Is Wall Street Underestimating the Chances of a Recession in 2020?

It was not long ago that investors were consumed with fears of a coming U.S. recession, spooked by an inverted Treasury yield curve, estimates of declining corporate profits, and waning business investment due to the trade war with China.

The nadir for market sentiment was Oct. 1, when the Institute for Supply Management’s (ISM) survey of manufacturers showed the sector contracted in September at its fastest pace since the Great Recession of 2008, while the growth of the services sector also slowed at a worrying pace.

Since early October, however, sentiment has made a surprising recovery, fueled by easy Federal Reserve monetary policy, better-than-expected third-quarter corporate earnings, and global economic data that many say has bottomed out and is poised to rebound. Questions remain though as to whether the market is are getting ahead of itself and are now ignoring lingering signs that a recession may still be on its way next year, analysts say.

“The disconnect between the economic data and what is discounted in the S&P 500 continues to grow,” wrote Lisa Shalett, chief investment officer at Morgan Stanley Wealth Management, in a Monday note to clients. “The consensus view [is that] deterioration in economic indicators bottomed in September,” she added. “Since then however, the data have not been encouraging.”

Since Oct. 1 the S&P 500 index SPX+0.22%  has gained 6.6%, the Dow Jones Industrial AverageDJIA+0.2%  has risen 5.6% and the Nasdaq Composite index COMP+0.18%  has advanced 9.3%.

Shalett pointed to a contraction in US industrial production in October, a disappointing reading of the New York Fed regional manufacturing survey, and Morgan Stanley’s estimate that the Institute for Supply Management’s (ISM) estimate of manufacturing activity in November will show further negative growth, as reasons for concern.

“The bulls dismiss the manufacturing recession as old news that doesn’t matter,” Shalett wrote.
“However, we believe that they are ignoring that not only is the data deteriorating, but that it is surprising to the downside—a combo that the market has historically not liked,” adding that the Citi U.S. Economic Surprise index fell below zero in the second half of November, indicating that economic data has largely been surprising to the downside.
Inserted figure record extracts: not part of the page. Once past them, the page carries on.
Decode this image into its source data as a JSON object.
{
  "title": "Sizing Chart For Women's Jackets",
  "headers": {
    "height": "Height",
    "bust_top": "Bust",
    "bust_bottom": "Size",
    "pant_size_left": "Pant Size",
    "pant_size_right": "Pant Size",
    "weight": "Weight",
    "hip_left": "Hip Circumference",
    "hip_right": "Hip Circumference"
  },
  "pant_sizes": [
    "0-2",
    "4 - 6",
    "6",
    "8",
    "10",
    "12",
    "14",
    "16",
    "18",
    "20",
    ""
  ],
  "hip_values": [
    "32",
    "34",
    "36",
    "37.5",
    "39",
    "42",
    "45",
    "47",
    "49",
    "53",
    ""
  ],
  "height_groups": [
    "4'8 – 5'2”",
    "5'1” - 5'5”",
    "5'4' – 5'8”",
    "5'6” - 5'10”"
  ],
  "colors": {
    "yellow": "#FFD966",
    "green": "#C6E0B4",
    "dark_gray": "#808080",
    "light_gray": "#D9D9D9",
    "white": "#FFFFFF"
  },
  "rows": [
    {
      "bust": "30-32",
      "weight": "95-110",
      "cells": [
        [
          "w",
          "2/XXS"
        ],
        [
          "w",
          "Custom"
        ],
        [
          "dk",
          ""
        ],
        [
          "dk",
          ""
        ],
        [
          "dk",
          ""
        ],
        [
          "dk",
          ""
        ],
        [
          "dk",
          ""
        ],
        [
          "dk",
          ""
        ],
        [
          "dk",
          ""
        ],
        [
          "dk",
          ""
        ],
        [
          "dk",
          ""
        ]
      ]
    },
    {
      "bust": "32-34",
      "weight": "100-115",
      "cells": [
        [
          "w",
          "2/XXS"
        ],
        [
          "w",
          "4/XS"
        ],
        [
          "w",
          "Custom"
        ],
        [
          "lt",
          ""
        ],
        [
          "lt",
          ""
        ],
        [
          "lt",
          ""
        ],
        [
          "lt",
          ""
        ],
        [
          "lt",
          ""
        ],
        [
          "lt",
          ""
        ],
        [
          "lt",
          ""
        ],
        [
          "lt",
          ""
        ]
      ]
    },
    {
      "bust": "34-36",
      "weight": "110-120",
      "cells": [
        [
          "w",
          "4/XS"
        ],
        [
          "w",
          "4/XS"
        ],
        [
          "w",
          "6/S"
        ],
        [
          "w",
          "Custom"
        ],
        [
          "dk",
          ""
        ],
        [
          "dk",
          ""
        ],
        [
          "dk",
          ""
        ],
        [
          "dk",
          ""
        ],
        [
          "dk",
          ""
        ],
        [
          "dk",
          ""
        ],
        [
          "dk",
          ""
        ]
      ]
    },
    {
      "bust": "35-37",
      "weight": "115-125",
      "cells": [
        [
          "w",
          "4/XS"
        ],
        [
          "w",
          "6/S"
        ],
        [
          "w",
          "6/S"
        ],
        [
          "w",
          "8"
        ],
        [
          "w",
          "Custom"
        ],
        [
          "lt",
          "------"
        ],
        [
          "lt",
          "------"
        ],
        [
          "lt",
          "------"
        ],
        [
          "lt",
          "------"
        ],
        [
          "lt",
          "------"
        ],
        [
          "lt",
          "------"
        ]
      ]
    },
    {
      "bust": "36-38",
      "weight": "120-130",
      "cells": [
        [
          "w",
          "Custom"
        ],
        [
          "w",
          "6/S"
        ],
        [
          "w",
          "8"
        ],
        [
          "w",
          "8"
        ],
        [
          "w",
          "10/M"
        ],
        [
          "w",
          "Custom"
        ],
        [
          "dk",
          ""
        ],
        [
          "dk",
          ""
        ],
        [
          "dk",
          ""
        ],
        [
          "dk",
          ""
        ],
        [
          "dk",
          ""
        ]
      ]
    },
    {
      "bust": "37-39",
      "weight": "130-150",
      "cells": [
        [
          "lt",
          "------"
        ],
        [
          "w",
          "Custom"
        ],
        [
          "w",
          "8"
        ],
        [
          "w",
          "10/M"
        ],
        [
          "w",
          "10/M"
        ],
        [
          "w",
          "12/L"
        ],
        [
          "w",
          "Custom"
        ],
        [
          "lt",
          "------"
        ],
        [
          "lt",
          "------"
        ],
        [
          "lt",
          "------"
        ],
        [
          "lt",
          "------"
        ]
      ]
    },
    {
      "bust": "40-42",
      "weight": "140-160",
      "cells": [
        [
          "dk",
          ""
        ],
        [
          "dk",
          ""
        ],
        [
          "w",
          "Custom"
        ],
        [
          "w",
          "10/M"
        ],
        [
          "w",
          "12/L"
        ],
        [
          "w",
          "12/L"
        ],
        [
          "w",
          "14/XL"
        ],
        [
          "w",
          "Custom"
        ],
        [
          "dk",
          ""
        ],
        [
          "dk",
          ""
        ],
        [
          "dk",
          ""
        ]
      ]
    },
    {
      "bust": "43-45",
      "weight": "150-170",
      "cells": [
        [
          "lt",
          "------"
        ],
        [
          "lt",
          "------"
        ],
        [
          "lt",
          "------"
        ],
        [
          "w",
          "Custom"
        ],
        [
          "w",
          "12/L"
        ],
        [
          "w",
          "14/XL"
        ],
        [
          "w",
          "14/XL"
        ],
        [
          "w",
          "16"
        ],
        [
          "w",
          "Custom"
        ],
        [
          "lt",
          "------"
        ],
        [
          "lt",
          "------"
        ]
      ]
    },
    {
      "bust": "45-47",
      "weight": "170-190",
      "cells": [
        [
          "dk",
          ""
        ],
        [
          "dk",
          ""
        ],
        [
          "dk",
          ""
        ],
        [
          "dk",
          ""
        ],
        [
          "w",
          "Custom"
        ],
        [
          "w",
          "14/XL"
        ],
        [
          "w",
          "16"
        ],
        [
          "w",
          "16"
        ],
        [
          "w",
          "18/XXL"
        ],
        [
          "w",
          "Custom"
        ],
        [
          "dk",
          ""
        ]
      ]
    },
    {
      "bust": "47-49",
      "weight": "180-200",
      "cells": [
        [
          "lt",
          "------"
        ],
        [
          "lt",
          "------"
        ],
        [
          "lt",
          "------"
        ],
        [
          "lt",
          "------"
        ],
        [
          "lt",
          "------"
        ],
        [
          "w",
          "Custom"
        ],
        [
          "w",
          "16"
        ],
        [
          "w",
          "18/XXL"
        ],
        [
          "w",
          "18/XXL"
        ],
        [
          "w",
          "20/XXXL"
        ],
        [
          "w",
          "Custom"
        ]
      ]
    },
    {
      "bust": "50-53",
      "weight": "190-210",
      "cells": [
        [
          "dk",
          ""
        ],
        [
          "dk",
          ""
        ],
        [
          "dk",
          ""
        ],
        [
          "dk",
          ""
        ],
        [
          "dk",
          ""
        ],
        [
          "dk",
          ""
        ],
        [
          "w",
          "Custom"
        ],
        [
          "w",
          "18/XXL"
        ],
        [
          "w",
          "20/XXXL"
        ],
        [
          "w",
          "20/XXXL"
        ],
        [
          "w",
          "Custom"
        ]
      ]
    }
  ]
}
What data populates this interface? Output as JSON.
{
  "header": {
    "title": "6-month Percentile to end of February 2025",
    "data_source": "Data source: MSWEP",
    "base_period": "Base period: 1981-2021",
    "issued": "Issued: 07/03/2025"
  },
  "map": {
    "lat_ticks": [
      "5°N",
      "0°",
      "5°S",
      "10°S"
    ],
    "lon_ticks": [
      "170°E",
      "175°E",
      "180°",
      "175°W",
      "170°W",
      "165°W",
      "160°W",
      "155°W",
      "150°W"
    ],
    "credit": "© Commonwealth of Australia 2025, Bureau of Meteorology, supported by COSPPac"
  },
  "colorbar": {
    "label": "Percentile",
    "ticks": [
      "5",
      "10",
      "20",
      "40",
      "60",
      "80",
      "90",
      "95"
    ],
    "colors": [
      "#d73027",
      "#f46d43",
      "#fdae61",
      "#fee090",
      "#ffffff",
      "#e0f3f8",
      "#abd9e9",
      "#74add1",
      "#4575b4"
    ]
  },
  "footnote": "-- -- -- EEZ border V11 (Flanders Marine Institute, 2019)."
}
On the other hand, bulls can take solace in Markit’s survey of manufacturing health which surprised to the upside in November and showed the sector growing, according to Tom Essaye, president of the Sevens Report, in a Monday note. But Essaye also pointed to a potentially worrying sign out of last week’s data: first-time claims for jobless benefits remained at a five-month high in the week ended Nov. 16.

“Considering that recession fears are based on a slowdown in manufacturing and business spending bleeding into the labor market and, ultimately, the consumer, it’s notable that claims are rising,” he warned.

Meanwhile, Essaye added, the yield curve, or the spread between yields on government bonds of differing maturities, continues to flatten, a sign that fixed-income investors are potentially concerned about future economic growth.

“Since last week, the yield curve has broken its multi-month uptrend and begun to compress, relatively rapidly, amid trade war developments,” he wrote, adding that the difference between the yield on the 10-year U.S. Treasury note BX:TMUBMUSD10Y+0.49%  and the 2-year U.S. Treasury noteBX:TMUBMUSD02Y+0.5%  has fallen to a six-week low. “Looking ahead, the fact that the trend line has broken is not a bearish game changer in and of itself, but it is a notable warning sign.”